Pandemie-Beschränkungen Wer bald in die EU darf - und wer nicht
Ende Juni läuft das weitgehende EU-Einreiseverbot in der Corona-Krise aus. Nun zeichnet sich eine Einigung darüber ab, wer bald über die Grenze darf. Eine große Rolle spielt die Zahl der Neuinfektionen.
In der EU zeichnet sich eine Einigung für geplante Lockerungen der Corona-Einreisebeschränkungen ab, die fast alle Mitgliedsstaaten Mitte März zur Eindämmung der Pandemie eingeführt hatten.
Die EU-Kommission hatte vor zwei Wochen eine schrittweise, abgestimmte Öffnung der Grenzen zu Nicht-EU-Staaten zum 1. Juli empfohlen - nun wurde auf Ebene der Botschafter ein Katalog mit Voraussetzungen erarbeitet, den die Staaten erfüllen müssen, damit von dort eingereist werden darf.
Infektionsgeschehen, Trend, Plausibilität
Als Grundkriterium dient demnach, dass die Fallzahlen in einem Drittstaat für eine Aufhebung der Einreiseverbote mindestens so niedrig sein müssen wie in der EU. Ein internes Ratsdokument hatte diese Woche hierfür einen Wert von 16 Neuinfektionen pro 100.000 Einwohner für den Stichtag 15. Juni angegeben. Diese Zahl erfasst die Infektionen der vorangegangenen 14 Tage in der EU.
Außerdem sollen der Trend des Infektionsgeschehens im gleichen Zeitraum sowie der Umgang des jeweiligen Staates mit der Pandemie ausschlaggebend sein.
Reisende aus Südkorea und Neuseeland dürften den Kriterien entsprechend hoffen.
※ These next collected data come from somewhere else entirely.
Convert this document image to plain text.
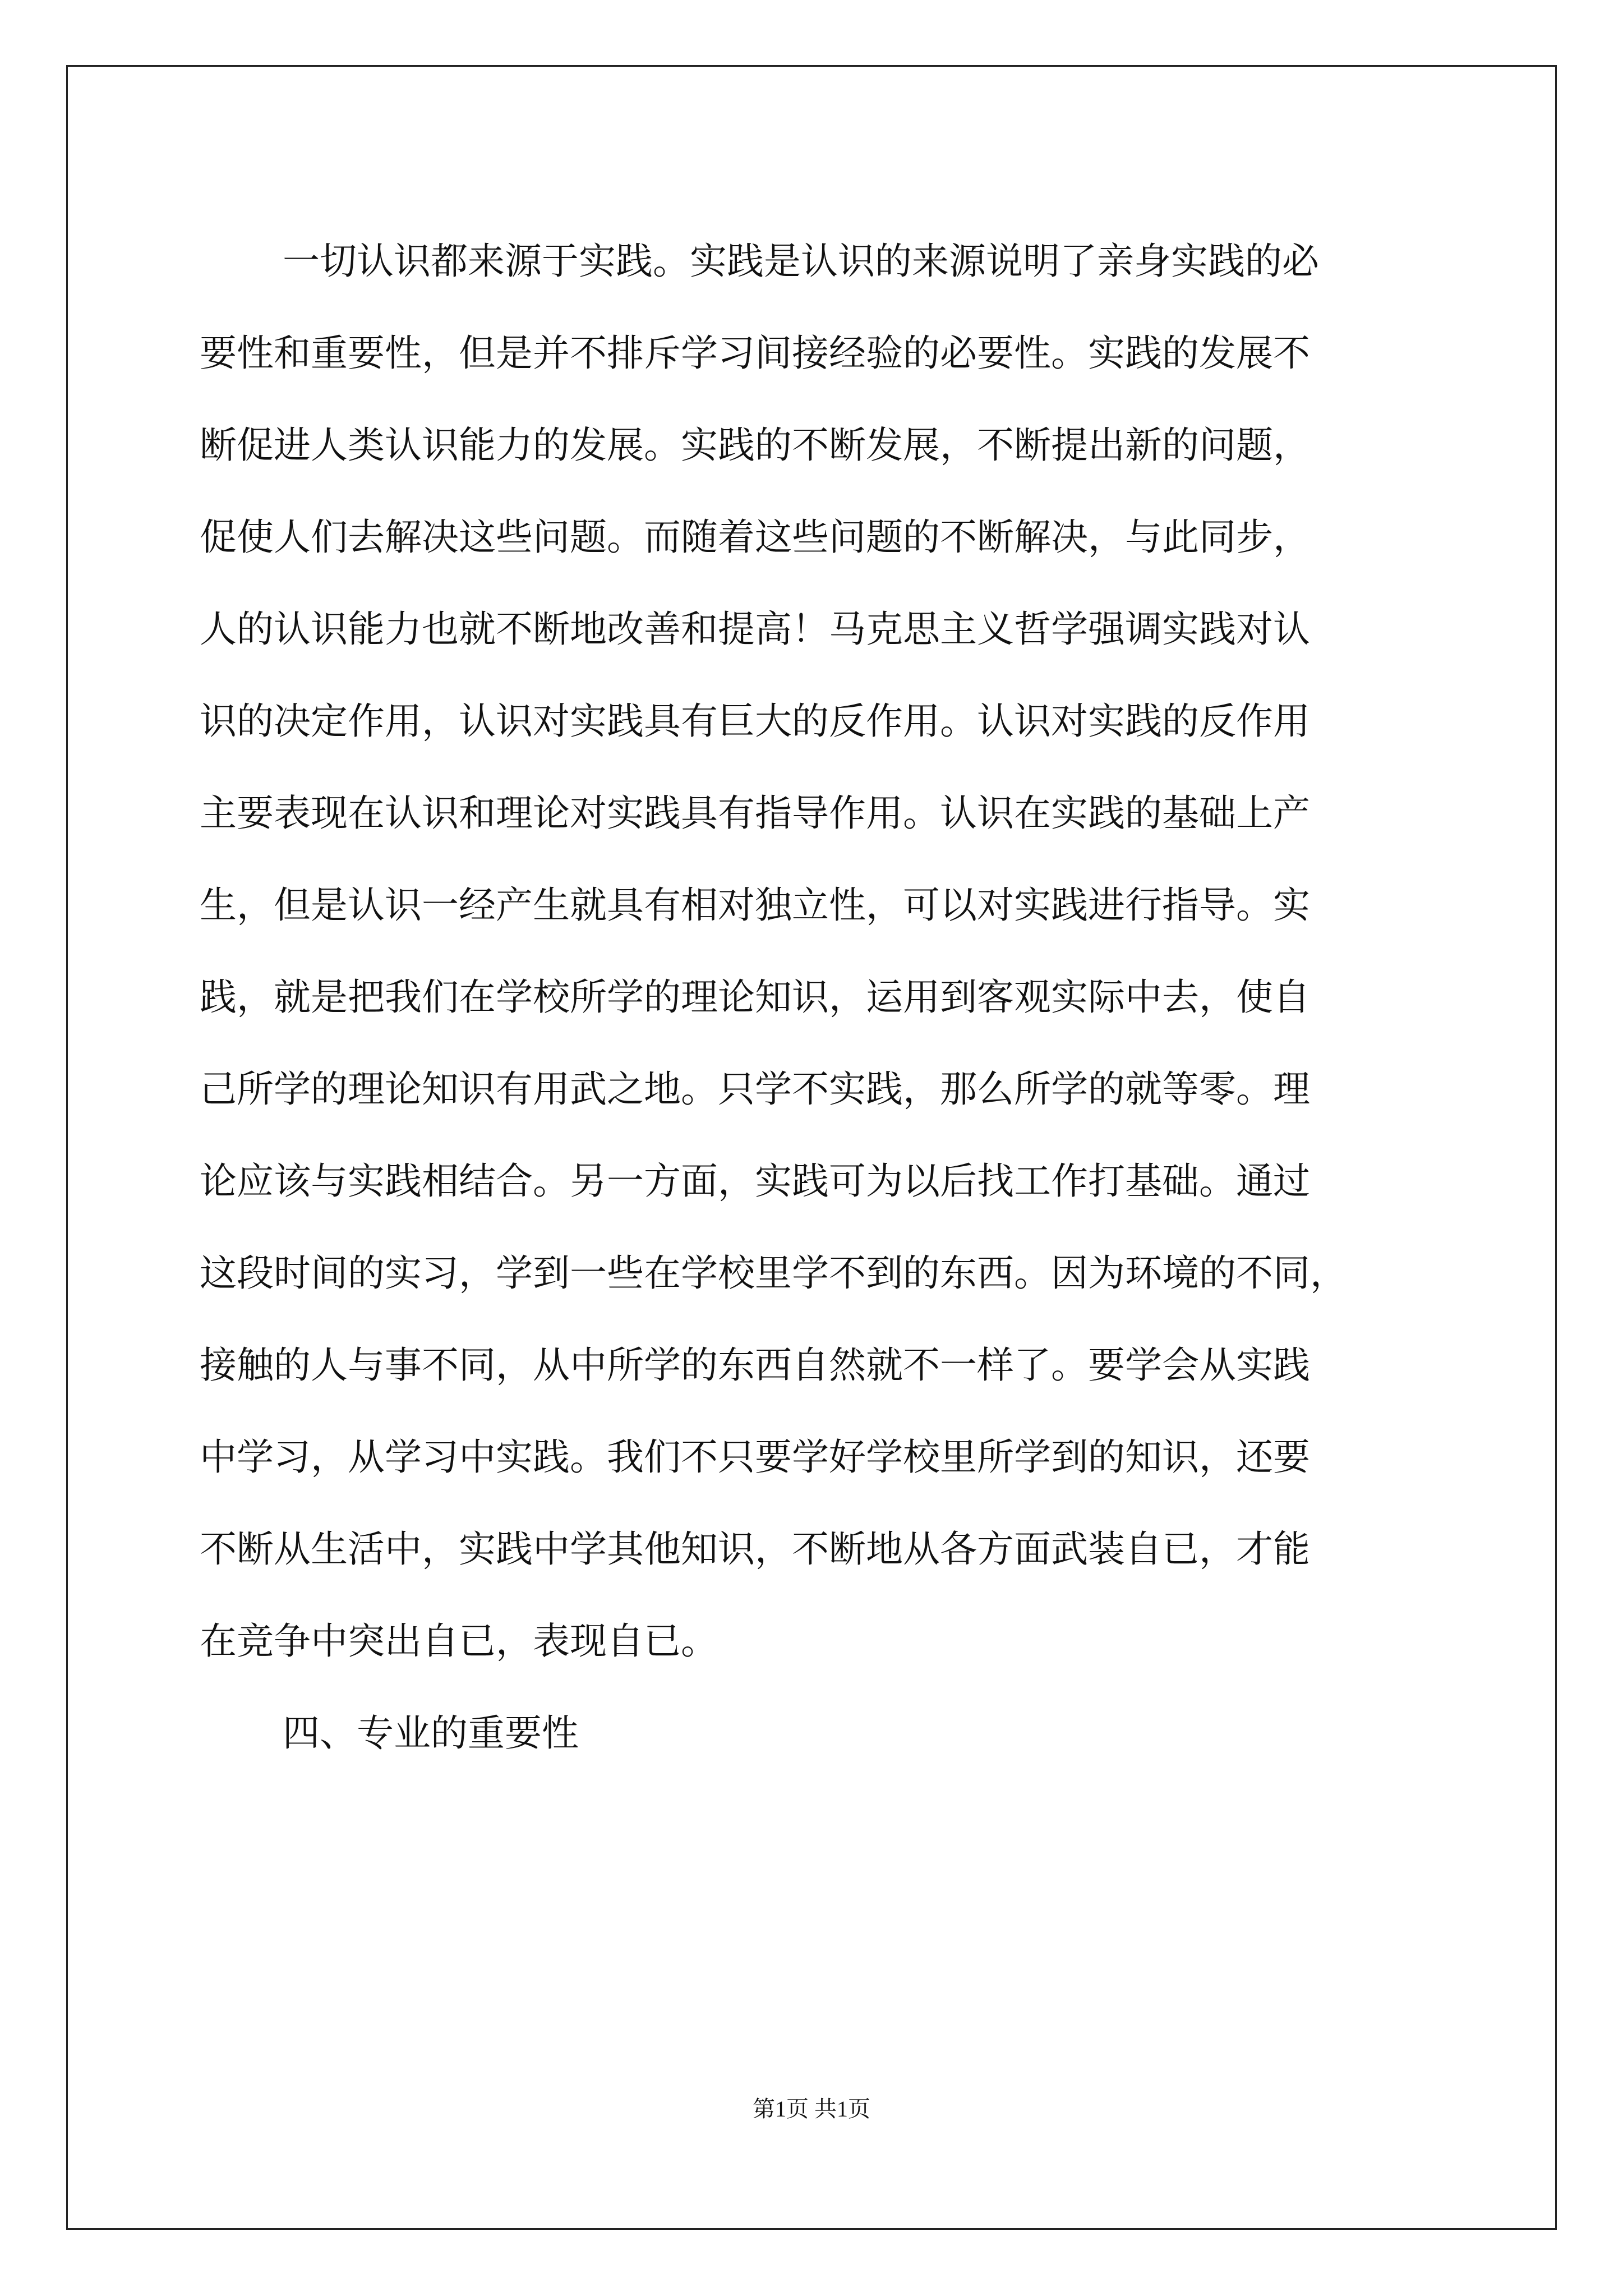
一切认识都来源于实践。实践是认识的来源说明了亲身实践的必
要性和重要性，但是并不排斥学习间接经验的必要性。实践的发展不
断促进人类认识能力的发展。实践的不断发展，不断提出新的问题，
促使人们去解决这些问题。而随着这些问题的不断解决，与此同步，
人的认识能力也就不断地改善和提高！马克思主义哲学强调实践对认
识的决定作用，认识对实践具有巨大的反作用。认识对实践的反作用
主要表现在认识和理论对实践具有指导作用。认识在实践的基础上产
生，但是认识一经产生就具有相对独立性，可以对实践进行指导。实
践，就是把我们在学校所学的理论知识，运用到客观实际中去，使自
己所学的理论知识有用武之地。只学不实践，那么所学的就等零。理
论应该与实践相结合。另一方面，实践可为以后找工作打基础。通过
这段时间的实习，学到一些在学校里学不到的东西。因为环境的不同，
接触的人与事不同，从中所学的东西自然就不一样了。要学会从实践
中学习，从学习中实践。我们不只要学好学校里所学到的知识，还要
不断从生活中，实践中学其他知识，不断地从各方面武装自已，才能
在竞争中突出自已，表现自已。
四、专业的重要性
第1页 共1页
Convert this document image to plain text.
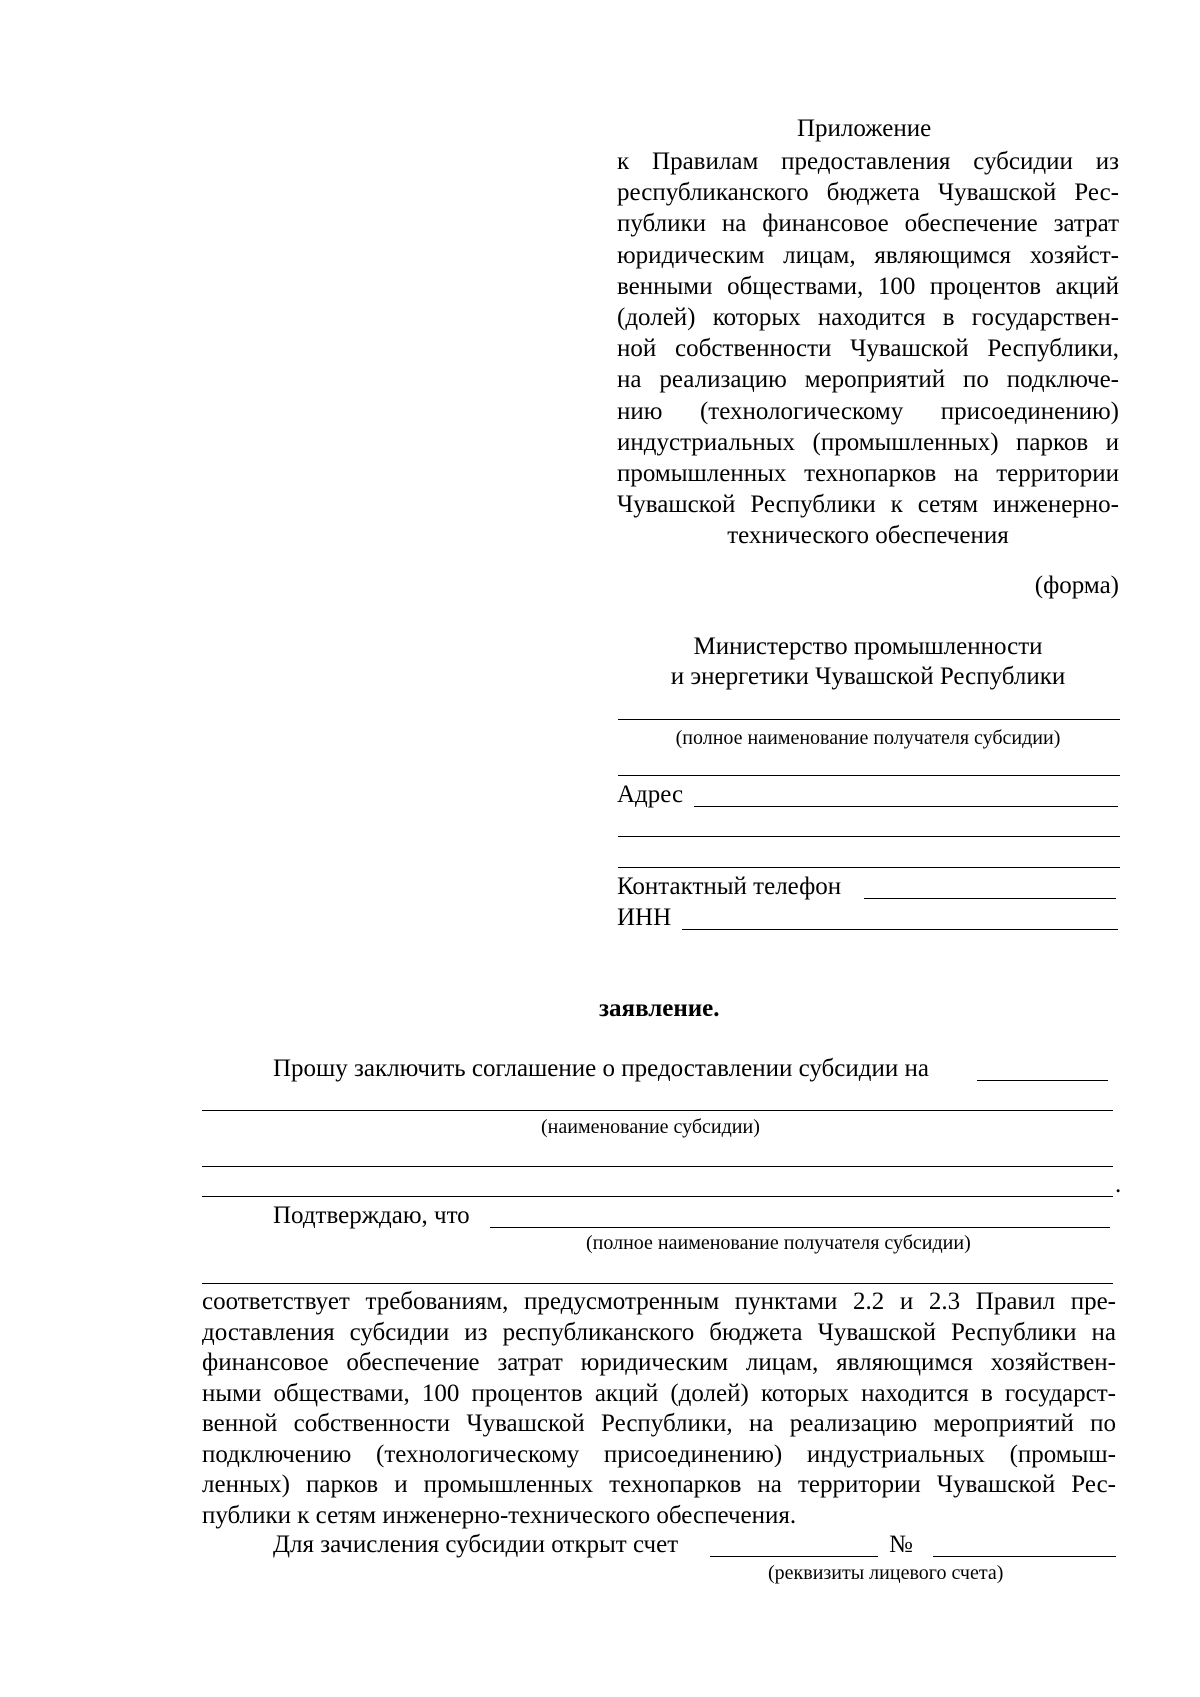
Приложение
к Правилам предоставления субсидии из
республиканского бюджета Чувашской Рес-
публики на финансовое обеспечение затрат
юридическим лицам, являющимся хозяйст-
венными обществами, 100 процентов акций
(долей) которых находится в государствен-
ной собственности Чувашской Республики,
на реализацию мероприятий по подключе-
нию (технологическому присоединению)
индустриальных (промышленных) парков и
промышленных технопарков на территории
Чувашской Республики к сетям инженерно-
технического обеспечения
(форма)
Министерство промышленности
и энергетики Чувашской Республики
(полное наименование получателя субсидии)
Адрес
Контактный телефон
ИНН
заявление.
Прошу заключить соглашение о предоставлении субсидии на
(наименование субсидии)
.
Подтверждаю, что
(полное наименование получателя субсидии)
соответствует требованиям, предусмотренным пунктами 2.2 и 2.3 Правил пре-
доставления субсидии из республиканского бюджета Чувашской Республики на
финансовое обеспечение затрат юридическим лицам, являющимся хозяйствен-
ными обществами, 100 процентов акций (долей) которых находится в государст-
венной собственности Чувашской Республики, на реализацию мероприятий по
подключению (технологическому присоединению) индустриальных (промыш-
ленных) парков и промышленных технопарков на территории Чувашской Рес-
публики к сетям инженерно-технического обеспечения.
Для зачисления субсидии открыт счет	№
(реквизиты лицевого счета)
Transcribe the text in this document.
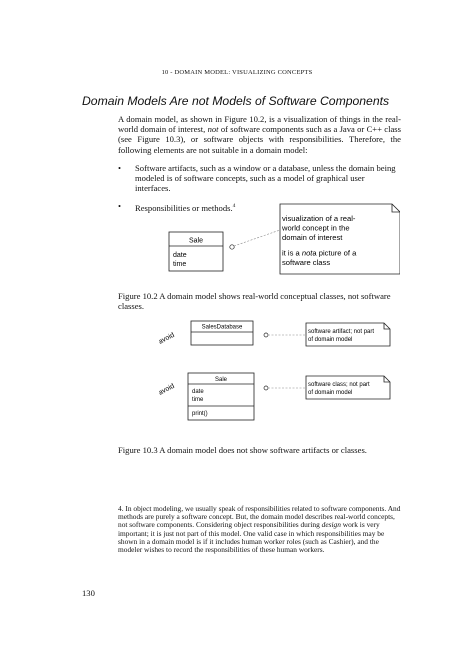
10 - DOMAIN MODEL: VISUALIZING CONCEPTS
Domain Models Are not Models of Software Components

A domain model, as shown in Figure 10.2, is a visualization of things in the real-world domain of interest, not of software components such as a Java or C++ class (see Figure 10.3), or software objects with responsibilities. Therefore, the following elements are not suitable in a domain model:

• Software artifacts, such as a window or a database, unless the domain being modeled is of software concepts, such as a model of graphical user interfaces.
• Responsibilities or methods.$^4$
Sale
date
time
visualization of a real-
world concept in the
domain of interest
it is a nota picture of a
software class
Figure 10.2 A domain model shows real-world conceptual classes, not software classes.
avoid
SalesDatabase
software artifact; not part
of domain model
avoid
Sale
date
time
print()
software class; not part
of domain model
Figure 10.3 A domain model does not show software artifacts or classes.
4. In object modeling, we usually speak of responsibilities related to software components. And methods are purely a software concept. But, the domain model describes real-world concepts, not software components. Considering object responsibilities during design work is very important; it is just not part of this model. One valid case in which responsibilities may be shown in a domain model is if it includes human worker roles (such as Cashier), and the modeler wishes to record the responsibilities of these human workers.
130
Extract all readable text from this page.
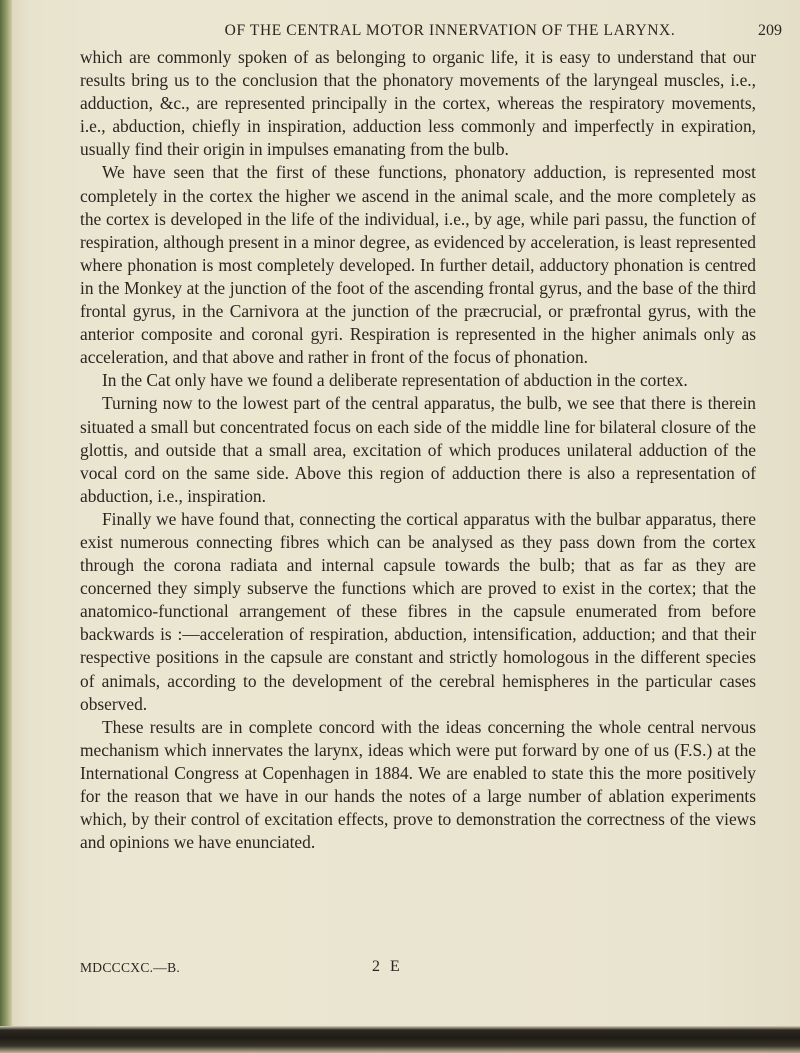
OF THE CENTRAL MOTOR INNERVATION OF THE LARYNX.	209

which are commonly spoken of as belonging to organic life, it is easy to understand that our results bring us to the conclusion that the phonatory movements of the laryngeal muscles, i.e., adduction, &c., are represented principally in the cortex, whereas the respiratory movements, i.e., abduction, chiefly in inspiration, adduction less commonly and imperfectly in expiration, usually find their origin in impulses emanating from the bulb.

We have seen that the first of these functions, phonatory adduction, is represented most completely in the cortex the higher we ascend in the animal scale, and the more completely as the cortex is developed in the life of the individual, i.e., by age, while pari passu, the function of respiration, although present in a minor degree, as evidenced by acceleration, is least represented where phonation is most completely developed. In further detail, adductory phonation is centred in the Monkey at the junction of the foot of the ascending frontal gyrus, and the base of the third frontal gyrus, in the Carnivora at the junction of the præcrucial, or præfrontal gyrus, with the anterior composite and coronal gyri. Respiration is represented in the higher animals only as acceleration, and that above and rather in front of the focus of phonation.

In the Cat only have we found a deliberate representation of abduction in the cortex.

Turning now to the lowest part of the central apparatus, the bulb, we see that there is therein situated a small but concentrated focus on each side of the middle line for bilateral closure of the glottis, and outside that a small area, excitation of which produces unilateral adduction of the vocal cord on the same side. Above this region of adduction there is also a representation of abduction, i.e., inspiration.

Finally we have found that, connecting the cortical apparatus with the bulbar apparatus, there exist numerous connecting fibres which can be analysed as they pass down from the cortex through the corona radiata and internal capsule towards the bulb; that as far as they are concerned they simply subserve the functions which are proved to exist in the cortex; that the anatomico-functional arrangement of these fibres in the capsule enumerated from before backwards is :—acceleration of respiration, abduction, intensification, adduction; and that their respective positions in the capsule are constant and strictly homologous in the different species of animals, according to the development of the cerebral hemispheres in the particular cases observed.

These results are in complete concord with the ideas concerning the whole central nervous mechanism which innervates the larynx, ideas which were put forward by one of us (F.S.) at the International Congress at Copenhagen in 1884. We are enabled to state this the more positively for the reason that we have in our hands the notes of a large number of ablation experiments which, by their control of excitation effects, prove to demonstration the correctness of the views and opinions we have enunciated.

MDCCCXC.—B.	2 E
Wer aus Russland, den USA, Saudi-Arabien und Brasilien kommt, müsste sich hingegen weiterhin gedulden.
Nach Angaben der Nachrichtenagentur AFP folgt aus den Kriterien eine vorläufige Liste mit 18 Ländern, deren Bürger bald wieder in die EU einreisen könnten. Die Liste könnte alle zwei Wochen aktualisiert werden, um auf das aktuelle Infektionsgeschehen zu reagieren.
Wie kann die Verlässlichkeit der Daten bewertet werden?
Der Knackpunkt ist die Frage, welche Kriterien bei der Bewertung der Verlässlichkeit von Daten aus den Drittstaaten angesetzt werden sollen. Einige EU-Länder bezweifelten etwa, dass die Angaben aus China verlässlich das tatsächliche Infektionsgeschehen im Land abbildeten, berichtete AFP.
Möglich wäre demnach aber eine Lockerung des Einreiseverbots, falls Peking im Gegenzug ebenfalls EU-Bürger wieder ins Land lässt.
Auch über die grundsätzliche Linie bei den Lockerungen besteht den Berichten zufolge noch Uneinigkeit: Etliche südeuropäische Länder, die stark vom Tourismus abhängig sind, setzen sich demnach für eine weitgehende Aufhebung der Beschränkungen ein, während etwa Dänemark für ein möglichst vorsichtiges Vorgehen plädiere, hieß es aus Diplomatenkreisen.
Gemeinsamer Beschluss hält eigene Wege offen
Der Katalog soll im Tagesverlauf von den Staats- und Regierungschefs der EU beurteilt werden. Im Idealfall könnte schon am Montag ein Beschluss im schriftlichen Verfahren erfolgen.
Letztlich kann darüber aber jede Regierung selbst entscheiden. Schon bei der Einführung der Corona-Beschränkungen hatte etwa Irland nicht mitgezogen und kein generelles Einreiseverbot bis auf dringende Fälle verhängt.
Spanien mahnte hingegen ein abgestimmtes Vorgehen an: "Wir wollen eine Einigung, um Gesundheitsrisiken zu vermeiden", sagte Regierungssprecherin María Jésus Montero. Wenn ein Mitgliedsland Bürger aus Nicht-EU-Ländern hineinlasse, könnten die sich schließlich in der gesamten EU bewegen.
Bundesaußenminister Heiko Maas stellte sich gegen eine erneute Schließung der Grenzen im Alleingang, wie auch Deutschland sie in der Corona-Krise vorgenommen hatte. "Es ist nicht auszuschließen, dass man Grenzen wieder dicht machen muss, wenn das Infektionsgeschehen in einer bestimmten Region der EU deutlich höher ist als in einer anderen", sagte er der Nachrichtenagentur dpa. "Europa hat in dieser Krise viel dazugelernt, über unsere Defizite, aber auch über unsere Stärken", betonte Maas. "Wir haben die Koordinierung verbessert und einander solidarisch Hilfe geleistet, in einem Tempo und einer Dimension, die es so noch nie zuvor gegeben hat."